Why is the government wasting money on foreign aid and HS2, but making cuts to defence spending?

January 25, 2018 5:25 PM

Military chiefs have today called on the government to spend more money on defence, after recent cuts have, in their opinion, left us vulnerable to threats such as Russia. Whether or not they are correct in their assessment about the preparedness of Britain’s defence force, I find it astonishing that taxpayers’ money is being wasted on unnecessary projects and departments whilst cuts are made to the Ministry responsible for keeping British citizens safe.

The government's first and foremost priority should be defence of the realm. Of course it also has the responsibility of honouring contracts between people and businesses, maintaining law and order, and more recently providing vital services such as the NHS and Education - but keeping its citizens safe from invasion or attack must come first.

Income tax was introduced over 200 years ago to fund Britain’s war with France. Politicians were able to justify this ‘temporary measure’ by assuring citizens that their hard earned money would be spent on the nation’s armed forces. Now, most of it is spent on everything but defence.

It's frankly ridiculous that we are spending billions on foreign aid, failed infrastructure projects like HS2, public health information campaigns, a department for culture media and sports - and yet taking money away from one of the most vital and important duties of government.

Of course there are improvements that can be made to defence procurement and spending. A few years ago the MoD spent more than £325 million renovating their offices and £6.6 billion on supplies that were found to be surplus to requirement.

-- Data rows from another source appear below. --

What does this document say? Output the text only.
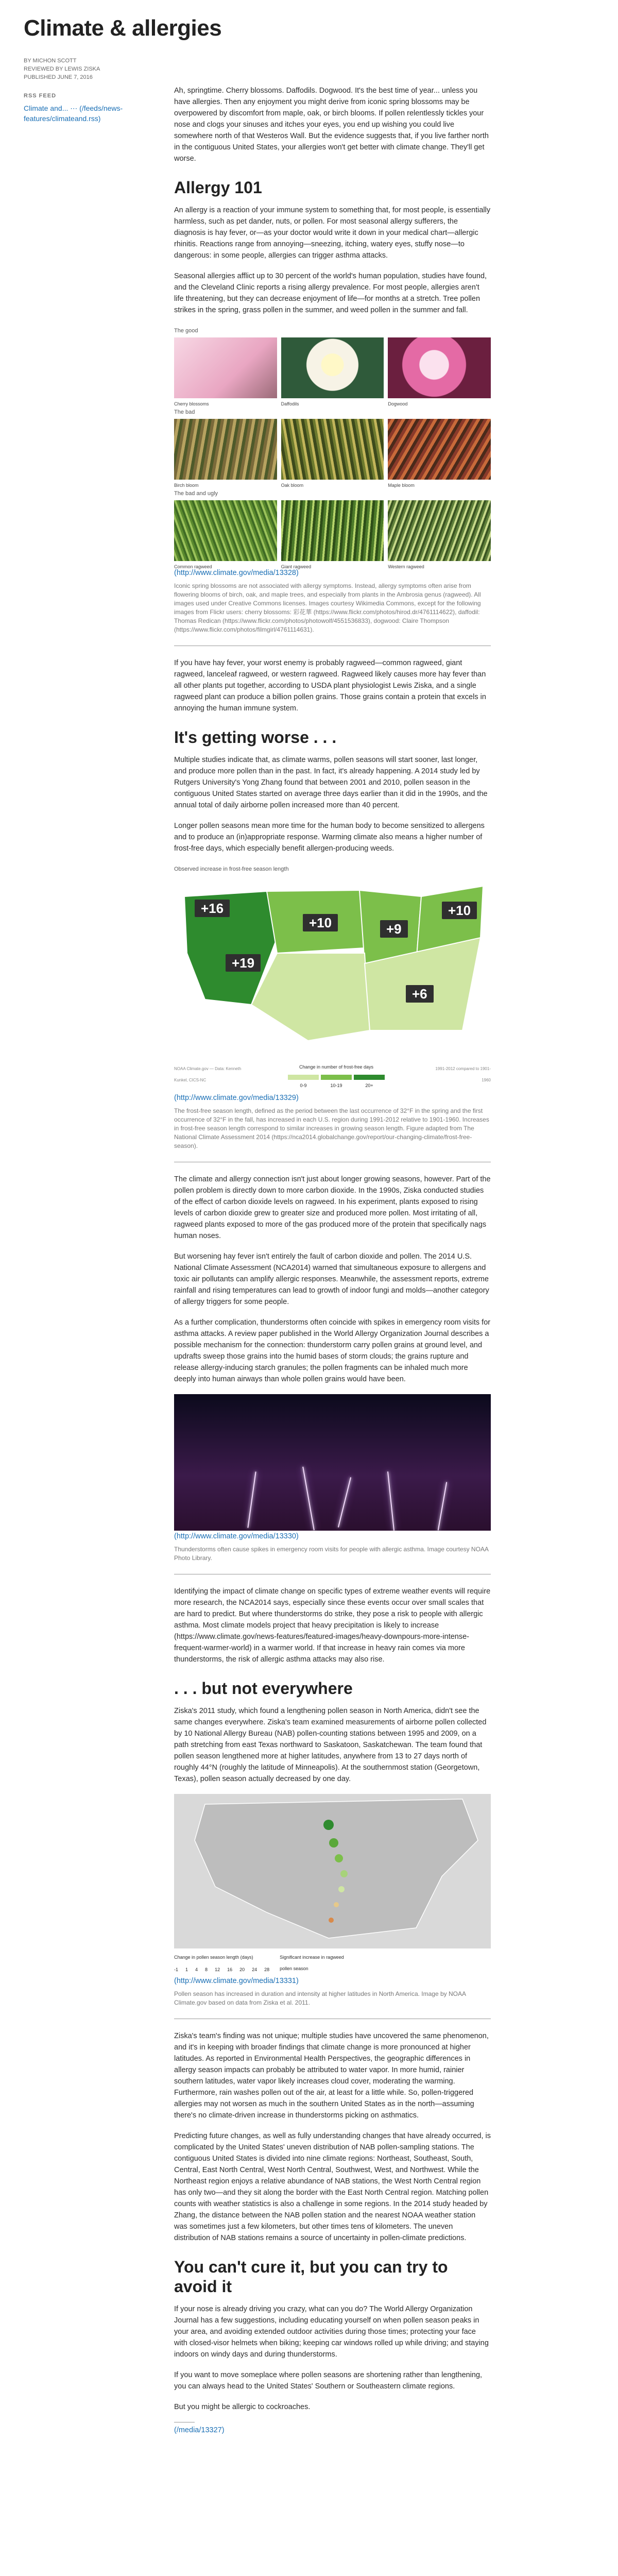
Climate & allergies
BY MICHON SCOTT
REVIEWED BY LEWIS ZISKA
PUBLISHED JUNE 7, 2016
RSS FEED
Climate and... ⋯ (/feeds/news-features/climateand.rss)

Ah, springtime. Cherry blossoms. Daffodils. Dogwood. It's the best time of year... unless you have allergies. Then any enjoyment you might derive from iconic spring blossoms may be overpowered by discomfort from maple, oak, or birch blooms. If pollen relentlessly tickles your nose and clogs your sinuses and itches your eyes, you end up wishing you could live somewhere north of that Westeros Wall. But the evidence suggests that, if you live farther north in the contiguous United States, your allergies won't get better with climate change. They'll get worse.

Allergy 101

An allergy is a reaction of your immune system to something that, for most people, is essentially harmless, such as pet dander, nuts, or pollen. For most seasonal allergy sufferers, the diagnosis is hay fever, or—as your doctor would write it down in your medical chart—allergic rhinitis. Reactions range from annoying—sneezing, itching, watery eyes, stuffy nose—to dangerous: in some people, allergies can trigger asthma attacks.

Seasonal allergies afflict up to 30 percent of the world's human population, studies have found, and the Cleveland Clinic reports a rising allergy prevalence. For most people, allergies aren't life threatening, but they can decrease enjoyment of life—for months at a stretch. Tree pollen strikes in the spring, grass pollen in the summer, and weed pollen in the summer and fall.

The good
Cherry blossoms	Daffodils	Dogwood
The bad
Birch bloom	Oak bloom	Maple bloom
The bad and ugly
Common ragweed	Giant ragweed	Western ragweed
(http://www.climate.gov/media/13328)
Iconic spring blossoms are not associated with allergy symptoms. Instead, allergy symptoms often arise from flowering blooms of birch, oak, and maple trees, and especially from plants in the Ambrosia genus (ragweed). All images used under Creative Commons licenses. Images courtesy Wikimedia Commons, except for the following images from Flickr users: cherry blossoms: 彩花華 (https://www.flickr.com/photos/hirod.dr/4761114622), daffodil: Thomas Redican (https://www.flickr.com/photos/photowolf/4551536833), dogwood: Claire Thompson (https://www.flickr.com/photos/filmgirl/4761114631).

If you have hay fever, your worst enemy is probably ragweed—common ragweed, giant ragweed, lanceleaf ragweed, or western ragweed. Ragweed likely causes more hay fever than all other plants put together, according to USDA plant physiologist Lewis Ziska, and a single ragweed plant can produce a billion pollen grains. Those grains contain a protein that excels in annoying the human immune system.

It's getting worse . . .

Multiple studies indicate that, as climate warms, pollen seasons will start sooner, last longer, and produce more pollen than in the past. In fact, it's already happening. A 2014 study led by Rutgers University's Yong Zhang found that between 2001 and 2010, pollen season in the contiguous United States started on average three days earlier than it did in the 1990s, and the annual total of daily airborne pollen increased more than 40 percent.

Longer pollen seasons mean more time for the human body to become sensitized to allergens and to produce an (in)appropriate response. Warming climate also means a higher number of frost-free days, which especially benefit allergen-producing weeds.

Observed increase in frost-free season length
+16
+10	+9
+10
+19
+6
NOAA Climate.gov — Data: Kenneth Kunkel, CICS-NC
Change in number of frost-free days
0-9	10-19	20+
1991-2012 compared to 1901-1960
(http://www.climate.gov/media/13329)
The frost-free season length, defined as the period between the last occurrence of 32°F in the spring and the first occurrence of 32°F in the fall, has increased in each U.S. region during 1991-2012 relative to 1901-1960. Increases in frost-free season length correspond to similar increases in growing season length. Figure adapted from The National Climate Assessment 2014 (https://nca2014.globalchange.gov/report/our-changing-climate/frost-free-season).

The climate and allergy connection isn't just about longer growing seasons, however. Part of the pollen problem is directly down to more carbon dioxide. In the 1990s, Ziska conducted studies of the effect of carbon dioxide levels on ragweed. In his experiment, plants exposed to rising levels of carbon dioxide grew to greater size and produced more pollen. Most irritating of all, ragweed plants exposed to more of the gas produced more of the protein that specifically nags human noses.

But worsening hay fever isn't entirely the fault of carbon dioxide and pollen. The 2014 U.S. National Climate Assessment (NCA2014) warned that simultaneous exposure to allergens and toxic air pollutants can amplify allergic responses. Meanwhile, the assessment reports, extreme rainfall and rising temperatures can lead to growth of indoor fungi and molds—another category of allergy triggers for some people.

As a further complication, thunderstorms often coincide with spikes in emergency room visits for asthma attacks. A review paper published in the World Allergy Organization Journal describes a possible mechanism for the connection: thunderstorm carry pollen grains at ground level, and updrafts sweep those grains into the humid bases of storm clouds; the grains rupture and release allergy-inducing starch granules; the pollen fragments can be inhaled much more deeply into human airways than whole pollen grains would have been.

(http://www.climate.gov/media/13330)
Thunderstorms often cause spikes in emergency room visits for people with allergic asthma. Image courtesy NOAA Photo Library.

Identifying the impact of climate change on specific types of extreme weather events will require more research, the NCA2014 says, especially since these events occur over small scales that are hard to predict. But where thunderstorms do strike, they pose a risk to people with allergic asthma. Most climate models project that heavy precipitation is likely to increase (https://www.climate.gov/news-features/featured-images/heavy-downpours-more-intense-frequent-warmer-world) in a warmer world. If that increase in heavy rain comes via more thunderstorms, the risk of allergic asthma attacks may also rise.

. . . but not everywhere

Ziska's 2011 study, which found a lengthening pollen season in North America, didn't see the same changes everywhere. Ziska's team examined measurements of airborne pollen collected by 10 National Allergy Bureau (NAB) pollen-counting stations between 1995 and 2009, on a path stretching from east Texas northward to Saskatoon, Saskatchewan. The team found that pollen season lengthened more at higher latitudes, anywhere from 13 to 27 days north of roughly 44°N (roughly the latitude of Minneapolis). At the southernmost station (Georgetown, Texas), pollen season actually decreased by one day.

Change in pollen season length (days)
-1 1 4 8 12 16 20 24 28
Significant increase in ragweed pollen season
(http://www.climate.gov/media/13331)
Pollen season has increased in duration and intensity at higher latitudes in North America. Image by NOAA Climate.gov based on data from Ziska et al. 2011.

Ziska's team's finding was not unique; multiple studies have uncovered the same phenomenon, and it's in keeping with broader findings that climate change is more pronounced at higher latitudes. As reported in Environmental Health Perspectives, the geographic differences in allergy season impacts can probably be attributed to water vapor. In more humid, rainier southern latitudes, water vapor likely increases cloud cover, moderating the warming. Furthermore, rain washes pollen out of the air, at least for a little while. So, pollen-triggered allergies may not worsen as much in the southern United States as in the north—assuming there's no climate-driven increase in thunderstorms picking on asthmatics.

Predicting future changes, as well as fully understanding changes that have already occurred, is complicated by the United States' uneven distribution of NAB pollen-sampling stations. The contiguous United States is divided into nine climate regions: Northeast, Southeast, South, Central, East North Central, West North Central, Southwest, West, and Northwest. While the Northeast region enjoys a relative abundance of NAB stations, the West North Central region has only two—and they sit along the border with the East North Central region. Matching pollen counts with weather statistics is also a challenge in some regions. In the 2014 study headed by Zhang, the distance between the NAB pollen station and the nearest NOAA weather station was sometimes just a few kilometers, but other times tens of kilometers. The uneven distribution of NAB stations remains a source of uncertainty in pollen-climate predictions.

You can't cure it, but you can try to avoid it

If your nose is already driving you crazy, what can you do? The World Allergy Organization Journal has a few suggestions, including educating yourself on when pollen season peaks in your area, and avoiding extended outdoor activities during those times; protecting your face with closed-visor helmets when biking; keeping car windows rolled up while driving; and staying indoors on windy days and during thunderstorms.

If you want to move someplace where pollen seasons are shortening rather than lengthening, you can always head to the United States' Southern or Southeastern climate regions.

But you might be allergic to cockroaches.

(/media/13327)
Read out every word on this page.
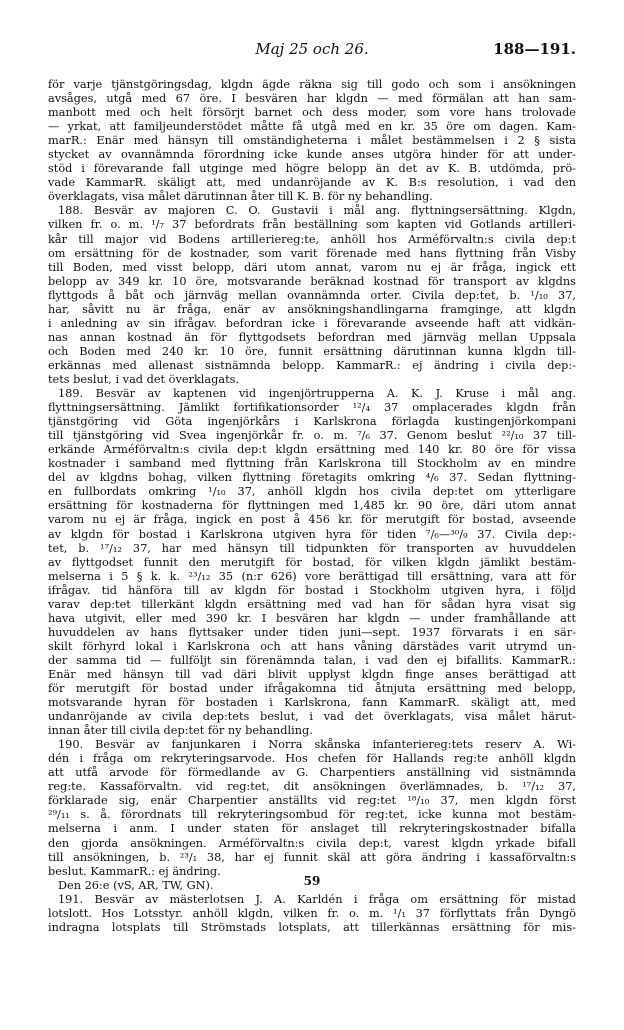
Maj 25 och 26.	188—191.
för varje tjänstgöringsdag, klgdn ägde räkna sig till godo och som i ansökningen
avsåges, utgå med 67 öre. I besvären har klgdn — med förmälan att han sam-
manbott med och helt försörjt barnet och dess moder, som vore hans trolovade
— yrkat, att familjeunderstödet måtte få utgå med en kr. 35 öre om dagen. Kam-
marR.: Enär med hänsyn till omständigheterna i målet bestämmelsen i 2 § sista
stycket av ovannämnda förordning icke kunde anses utgöra hinder för att under-
stöd i förevarande fall utginge med högre belopp än det av K. B. utdömda, prö-
vade KammarR. skäligt att, med undanröjande av K. B:s resolution, i vad den
överklagats, visa målet därutinnan åter till K. B. för ny behandling.
188. Besvär av majoren C. O. Gustavii i mål ang. flyttningsersättning. Klgdn,
vilken fr. o. m. ¹/₇ 37 befordrats från beställning som kapten vid Gotlands artilleri-
kår till major vid Bodens artilleriereg:te, anhöll hos Arméförvaltn:s civila dep:t
om ersättning för de kostnader, som varit förenade med hans flyttning från Visby
till Boden, med visst belopp, däri utom annat, varom nu ej är fråga, ingick ett
belopp av 349 kr. 10 öre, motsvarande beräknad kostnad för transport av klgdns
flyttgods å båt och järnväg mellan ovannämnda orter. Civila dep:tet, b. ¹/₁₀ 37,
har, såvitt nu är fråga, enär av ansökningshandlingarna framginge, att klgdn
i anledning av sin ifrågav. befordran icke i förevarande avseende haft att vidkän-
nas annan kostnad än för flyttgodsets befordran med järnväg mellan Uppsala
och Boden med 240 kr. 10 öre, funnit ersättning därutinnan kunna klgdn till-
erkännas med allenast sistnämnda belopp. KammarR.: ej ändring i civila dep:-
tets beslut, i vad det överklagats.
189. Besvär av kaptenen vid ingenjörtrupperna A. K. J. Kruse i mål ang.
flyttningsersättning. Jämlikt fortifikationsorder ¹²/₄ 37 omplacerades klgdn från
tjänstgöring vid Göta ingenjörkårs i Karlskrona förlagda kustingenjörkompani
till tjänstgöring vid Svea ingenjörkår fr. o. m. ⁷/₆ 37. Genom beslut ²²/₁₀ 37 till-
erkände Arméförvaltn:s civila dep:t klgdn ersättning med 140 kr. 80 öre för vissa
kostnader i samband med flyttning från Karlskrona till Stockholm av en mindre
del av klgdns bohag, vilken flyttning företagits omkring ⁴/₆ 37. Sedan flyttning-
en fullbordats omkring ¹/₁₀ 37, anhöll klgdn hos civila dep:tet om ytterligare
ersättning för kostnaderna för flyttningen med 1,485 kr. 90 öre, däri utom annat
varom nu ej är fråga, ingick en post å 456 kr. för merutgift för bostad, avseende
av klgdn för bostad i Karlskrona utgiven hyra för tiden ⁷/₆—³⁰/₉ 37. Civila dep:-
tet, b. ¹⁷/₁₂ 37, har med hänsyn till tidpunkten för transporten av huvuddelen
av flyttgodset funnit den merutgift för bostad, för vilken klgdn jämlikt bestäm-
melserna i 5 § k. k. ²³/₁₂ 35 (n:r 626) vore berättigad till ersättning, vara att för
ifrågav. tid hänföra till av klgdn för bostad i Stockholm utgiven hyra, i följd
varav dep:tet tillerkänt klgdn ersättning med vad han för sådan hyra visat sig
hava utgivit, eller med 390 kr. I besvären har klgdn — under framhållande att
huvuddelen av hans flyttsaker under tiden juni—sept. 1937 förvarats i en sär-
skilt förhyrd lokal i Karlskrona och att hans våning därstädes varit utrymd un-
der samma tid — fullföljt sin förenämnda talan, i vad den ej bifallits. KammarR.:
Enär med hänsyn till vad däri blivit upplyst klgdn finge anses berättigad att
för merutgift för bostad under ifrågakomna tid åtnjuta ersättning med belopp,
motsvarande hyran för bostaden i Karlskrona, fann KammarR. skäligt att, med
undanröjande av civila dep:tets beslut, i vad det överklagats, visa målet härut-
innan åter till civila dep:tet för ny behandling.
190. Besvär av fanjunkaren i Norra skånska infanteriereg:tets reserv A. Wi-
dén i fråga om rekryteringsarvode. Hos chefen för Hallands reg:te anhöll klgdn
att utfå arvode för förmedlande av G. Charpentiers anställning vid sistnämnda
reg:te. Kassaförvaltn. vid reg:tet, dit ansökningen överlämnades, b. ¹⁷/₁₂ 37,
förklarade sig, enär Charpentier anställts vid reg:tet ¹⁸/₁₀ 37, men klgdn först
²⁹/₁₁ s. å. förordnats till rekryteringsombud för reg:tet, icke kunna mot bestäm-
melserna i anm. I under staten för anslaget till rekryteringskostnader bifalla
den gjorda ansökningen. Arméförvaltn:s civila dep:t, varest klgdn yrkade bifall
till ansökningen, b. ²³/₁ 38, har ej funnit skäl att göra ändring i kassaförvaltn:s
beslut. KammarR.: ej ändring.
Den 26:e (vS, AR, TW, GN).
191. Besvär av mästerlotsen J. A. Karldén i fråga om ersättning för mistad
lotslott. Hos Lotsstyr. anhöll klgdn, vilken fr. o. m. ¹/₁ 37 förflyttats från Dyngö
indragna lotsplats till Strömstads lotsplats, att tillerkännas ersättning för mis-
59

It’s not just about ensuring that our Ministry of Defence has the money that it needs, but also that it spends it well. The TaxPayers’ Alliance will continue to highlight any examples of wasteful spending when they appear.

But as an organisation standing up for taxpayers, we don’t just have a duty to call out wasteful spending. We also have a duty to remind the government what we pay our taxes for.

And whilst reduced defence spending is part of a general global trend, we shouldn’t allow ourselves to be complacent like other European countries that have failed to meet the 2% NATO spending commitment.

The Government cannot justify cuts to defence spending whilst showering necessary departments and projects with taxpayers money.